Task Forces finding early results

December 4, 2017

With the end of the year approaching, I like to reflect about how much work the 45,000 students throughout the North Dakota University System are taking on. I remember the buzz of energy that campuses could take on in the final weeks of a semester, and it can be both electrifying and exhausting. There’s definitely a feeling of satisfaction and accomplishment that can come at the end of this period, for faculty, for staff, and for the students.

After months of research and deliberation, some working groups within the university system are about to experience the same thing.

Five task forces that were brought to life from the legislative mandate in Senate Bill 2003 got to work in October by organizing for the first time at Lake Region State College. During one afternoon session, the five task forces narrowed their respective focuses to dig deep into topics that each hold promise of finding further efficiencies in our system.

Each did so with a specific topic in mind: Alignment and Articulation; Technical Programs and Workforce Needs; Common Enrollment Management Systems; Business and Shared Services; and Academic Programs.

At the time, I’d noted that we were seeking to create systemwide efficiencies that would allow our talented campus administrators and leaders, and their teams, to move from a transactional environment to more value-added strategic goals. I wasn’t surprised to find that each of the task forces had a relatively detailed report to give at the end of that October session; details that would provide the foundation for how they would progress forward.

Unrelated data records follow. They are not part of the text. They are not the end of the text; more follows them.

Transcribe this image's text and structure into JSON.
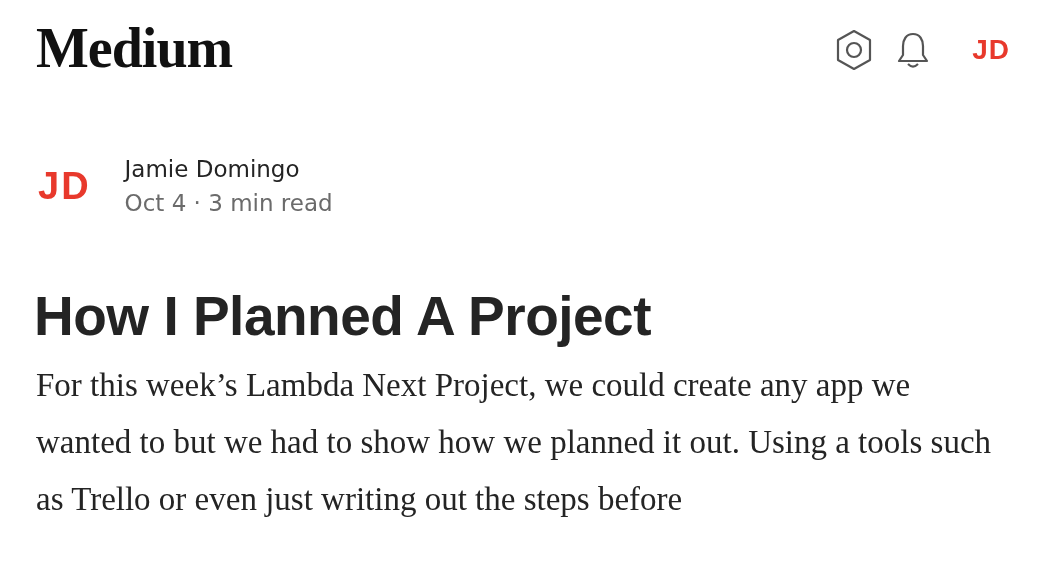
{
  "header": {
    "logo": "Medium",
    "user_initials": "JD"
  },
  "author": {
    "initials": "JD",
    "name": "Jamie Domingo",
    "meta": "Oct 4 · 3 min read"
  },
  "article": {
    "title": "How I Planned A Project",
    "body": "For this week’s Lambda Next Project, we could create any app we wanted to but we had to show how we planned it out. Using a tools such as Trello or even just writing out the steps before"
  }
}
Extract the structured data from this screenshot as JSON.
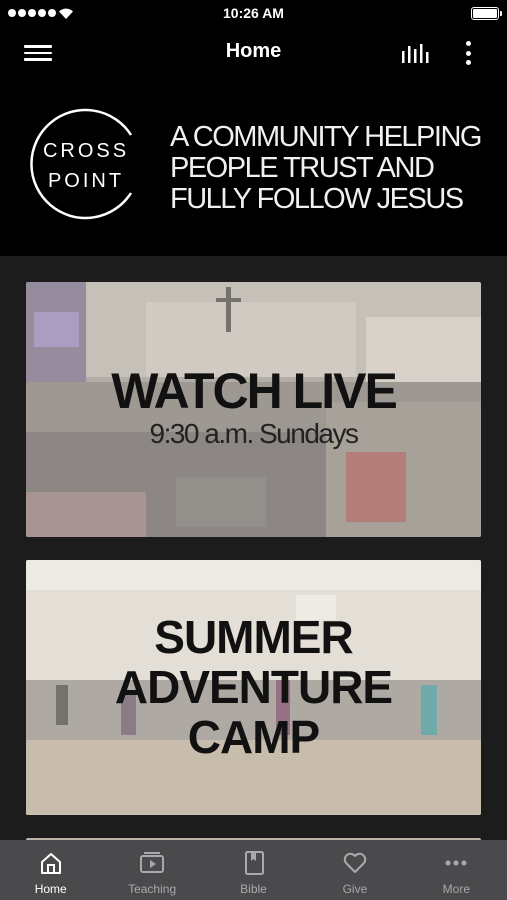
{
  "status_bar": {
    "time": "10:26 AM"
  },
  "nav": {
    "title": "Home"
  },
  "banner": {
    "logo_line1": "CROSS",
    "logo_line2": "POINT",
    "tagline": [
      "A COMMUNITY HELPING",
      "PEOPLE TRUST AND",
      "FULLY FOLLOW JESUS"
    ]
  },
  "cards": [
    {
      "title": "WATCH LIVE",
      "subtitle": "9:30 a.m. Sundays"
    },
    {
      "title_lines": [
        "SUMMER",
        "ADVENTURE",
        "CAMP"
      ]
    }
  ],
  "tabs": [
    {
      "label": "Home",
      "icon": "home-icon",
      "active": true
    },
    {
      "label": "Teaching",
      "icon": "video-icon",
      "active": false
    },
    {
      "label": "Bible",
      "icon": "bible-icon",
      "active": false
    },
    {
      "label": "Give",
      "icon": "heart-icon",
      "active": false
    },
    {
      "label": "More",
      "icon": "more-dots-icon",
      "active": false
    }
  ],
  "colors": {
    "background": "#1c1c1d",
    "bars": "#000000",
    "tab_bar": "#4a4a4c"
  }
}
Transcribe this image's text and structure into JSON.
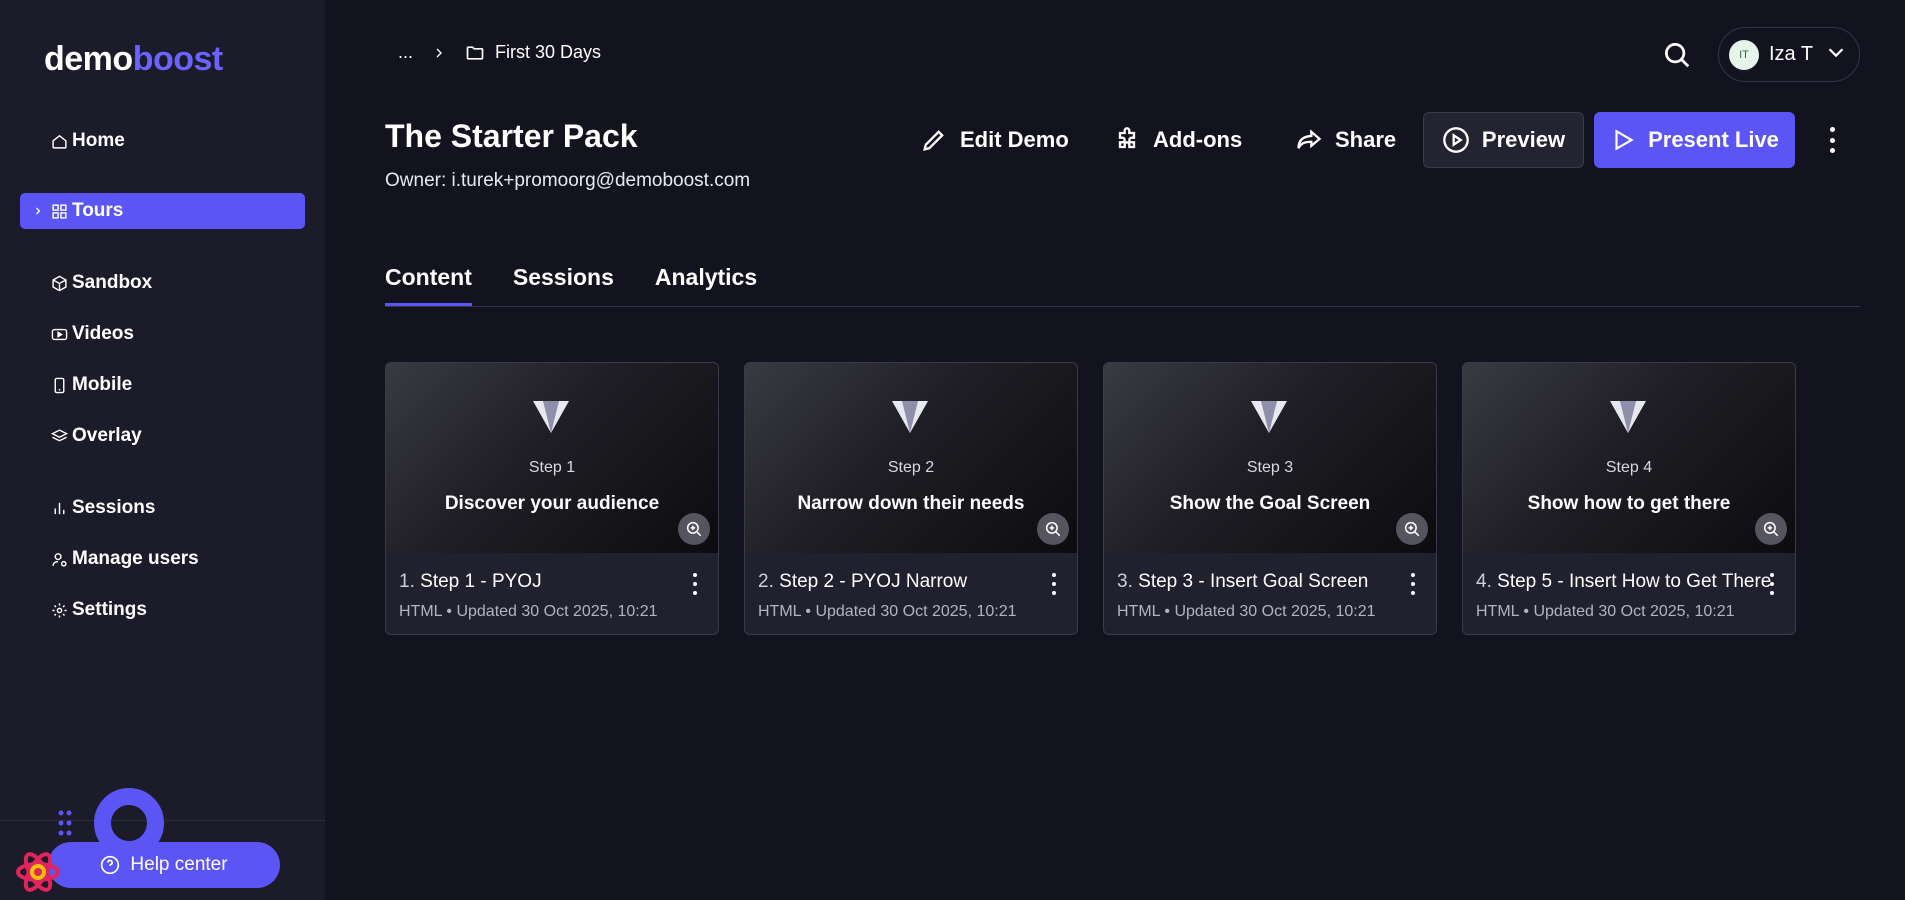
{
  "brand": {
    "part1": "demo",
    "part2": "boost"
  },
  "sidebar": {
    "items": [
      {
        "label": "Home",
        "icon": "home-icon"
      },
      {
        "label": "Tours",
        "icon": "grid-icon",
        "active": true
      },
      {
        "label": "Sandbox",
        "icon": "cube-icon"
      },
      {
        "label": "Videos",
        "icon": "video-icon"
      },
      {
        "label": "Mobile",
        "icon": "mobile-icon"
      },
      {
        "label": "Overlay",
        "icon": "layers-icon"
      },
      {
        "label": "Sessions",
        "icon": "bar-chart-icon"
      },
      {
        "label": "Manage users",
        "icon": "user-icon"
      },
      {
        "label": "Settings",
        "icon": "gear-icon"
      }
    ],
    "help_label": "Help center"
  },
  "breadcrumb": {
    "ellipsis": "...",
    "current": "First 30 Days"
  },
  "user": {
    "initials": "IT",
    "name": "Iza T"
  },
  "page": {
    "title": "The Starter Pack",
    "owner": "Owner: i.turek+promoorg@demoboost.com"
  },
  "actions": {
    "edit": "Edit Demo",
    "addons": "Add-ons",
    "share": "Share",
    "preview": "Preview",
    "present": "Present Live"
  },
  "tabs": [
    {
      "label": "Content",
      "active": true
    },
    {
      "label": "Sessions"
    },
    {
      "label": "Analytics"
    }
  ],
  "cards": [
    {
      "step": "Step 1",
      "headline": "Discover your audience",
      "num": "1.",
      "title": "Step 1 - PYOJ",
      "meta": "HTML • Updated 30 Oct 2025, 10:21"
    },
    {
      "step": "Step 2",
      "headline": "Narrow down their needs",
      "num": "2.",
      "title": "Step 2 - PYOJ Narrow",
      "meta": "HTML • Updated 30 Oct 2025, 10:21"
    },
    {
      "step": "Step 3",
      "headline": "Show the Goal Screen",
      "num": "3.",
      "title": "Step 3 - Insert Goal Screen",
      "meta": "HTML • Updated 30 Oct 2025, 10:21"
    },
    {
      "step": "Step 4",
      "headline": "Show how to get there",
      "num": "4.",
      "title": "Step 5 - Insert How to Get There",
      "meta": "HTML • Updated 30 Oct 2025, 10:21"
    }
  ],
  "colors": {
    "accent": "#5c55f5",
    "background": "#13131f",
    "sidebar": "#1b1b29"
  }
}
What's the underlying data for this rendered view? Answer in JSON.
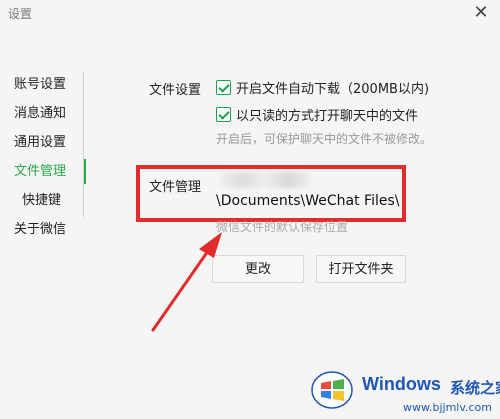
{
  "window": {
    "title": "设置",
    "close_glyph": "✕"
  },
  "sidebar": {
    "items": [
      {
        "label": "账号设置"
      },
      {
        "label": "消息通知"
      },
      {
        "label": "通用设置"
      },
      {
        "label": "文件管理",
        "active": true
      },
      {
        "label": "快捷键"
      },
      {
        "label": "关于微信"
      }
    ]
  },
  "file_settings": {
    "section_label": "文件设置",
    "auto_download_label": "开启文件自动下载（200MB以内)",
    "auto_download_checked": true,
    "read_only_label": "以只读的方式打开聊天中的文件",
    "read_only_checked": true,
    "hint": "开启后，可保护聊天中的文件不被修改。"
  },
  "file_management": {
    "section_label": "文件管理",
    "path": "\\Documents\\WeChat Files\\",
    "default_hint": "微信文件的默认保存位置"
  },
  "buttons": {
    "change_label": "更改",
    "open_folder_label": "打开文件夹"
  },
  "annotation": {
    "highlight_color": "#e22b2b"
  },
  "watermark": {
    "brand": "Windows",
    "site_name": "系统之家",
    "url": "www.bjjmlv.com",
    "color": "#1e56b6"
  },
  "colors": {
    "accent": "#29a94a",
    "background": "#f5f5f5"
  }
}
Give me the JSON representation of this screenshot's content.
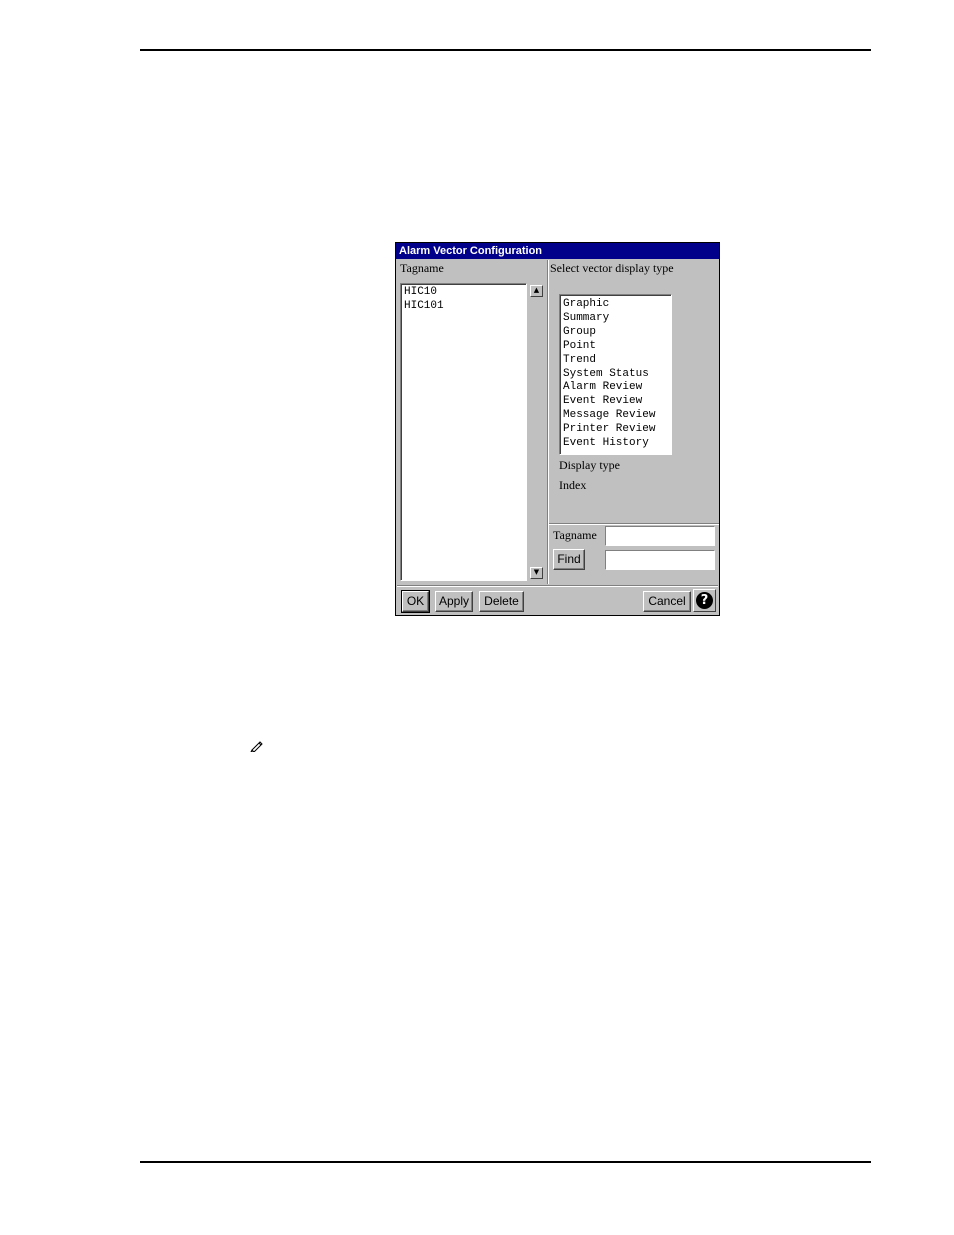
{
  "dialog": {
    "title": "Alarm Vector Configuration",
    "left_label": "Tagname",
    "tag_list": [
      "HIC10",
      "HIC101"
    ],
    "right_label": "Select vector display type",
    "display_types": [
      "Graphic",
      "Summary",
      "Group",
      "Point",
      "Trend",
      "System Status",
      "Alarm Review",
      "Event Review",
      "Message Review",
      "Printer Review",
      "Event History"
    ],
    "display_type_label": "Display type",
    "index_label": "Index",
    "search": {
      "tagname_label": "Tagname",
      "tagname_value": "",
      "find_label": "Find",
      "find_value": ""
    },
    "buttons": {
      "ok": "OK",
      "apply": "Apply",
      "delete": "Delete",
      "cancel": "Cancel",
      "help": "?"
    },
    "scroll_up_icon": "scroll-up-arrow",
    "scroll_down_icon": "scroll-down-arrow"
  },
  "page": {
    "note_icon": "pencil-icon"
  },
  "colors": {
    "titlebar": "#00008b",
    "dialog_bg": "#c0c0c0"
  }
}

In forming task forces and setting them to work, it’s always a risk that certain previous efforts may be duplicated. However, in our case we were fortunate in that these five groups had access to previous studies and reports created by the academic, business, and legislative worlds. This wealth of information has a tendency to provide great opportunity for comparative analysis of what works, and for what doesn’t.

So far, a few details have come to my attention prior to the Dec. 6 report-out by the task forces. After becoming familiar with some of the direction and early highlights, I’m confident that our task forces will find certain best practices to move forward with that will fit the intent of SB 2003.

Alignment and Articulation: “The Secondary and Post-Secondary alignment task force will explore the framework for a pathways document that will prove a resource for transition counseling/advising, including career/academic advising.”

Technical Programs and Workforce Needs: “Among several strategies prepared for consideration of the SBHE, the task force recommends a closer examination of specific career and technical education high school course sequences in a number of career clusters for the potential award of certificates that could be applied to first year, college level programs of study. Supporting rationale for the award of a certificate is to encourage high school students to achieve their first academic milestone along a progressive path to an associate or baccalaureate level program of study.”

Common Enrollment Management Systems: “The Common Enrollment Task Force is studying existing models from other states and systems that improve the student experience and create operational efficiencies through common enrollment and financial aid processing.”

Business and Shared Services: “The Business and Shared Services Task Force is exploring potential consolidation of several back office operations, including payroll processing.” On November 28 the team focused on shared services in the payroll area met with the shared services payroll team at Microsoft on the Fargo campus. The NDUS campuses and system office were well represented by finance and HR leaders. It was a very productive and informative afternoon.

Academic Programs: “The Academic Programs Task Force feels the system should examine a common course catalog for the 2-year colleges, including systemwide general education programs.”

When combined with the Chancellor’s Cabinet Studies, the presidents’ goals, and findings established from the consensus-building Envision 2030 effort, the task force recommendations should serve the system well. Like our students finishing their semester work, our staff and the faculty involved in these efforts should be able to breathe a sigh of relief at this work being done. But, just as our students are continuing to move forward toward a greater goal, these reports will be the next step toward the creation of a more efficient system for all.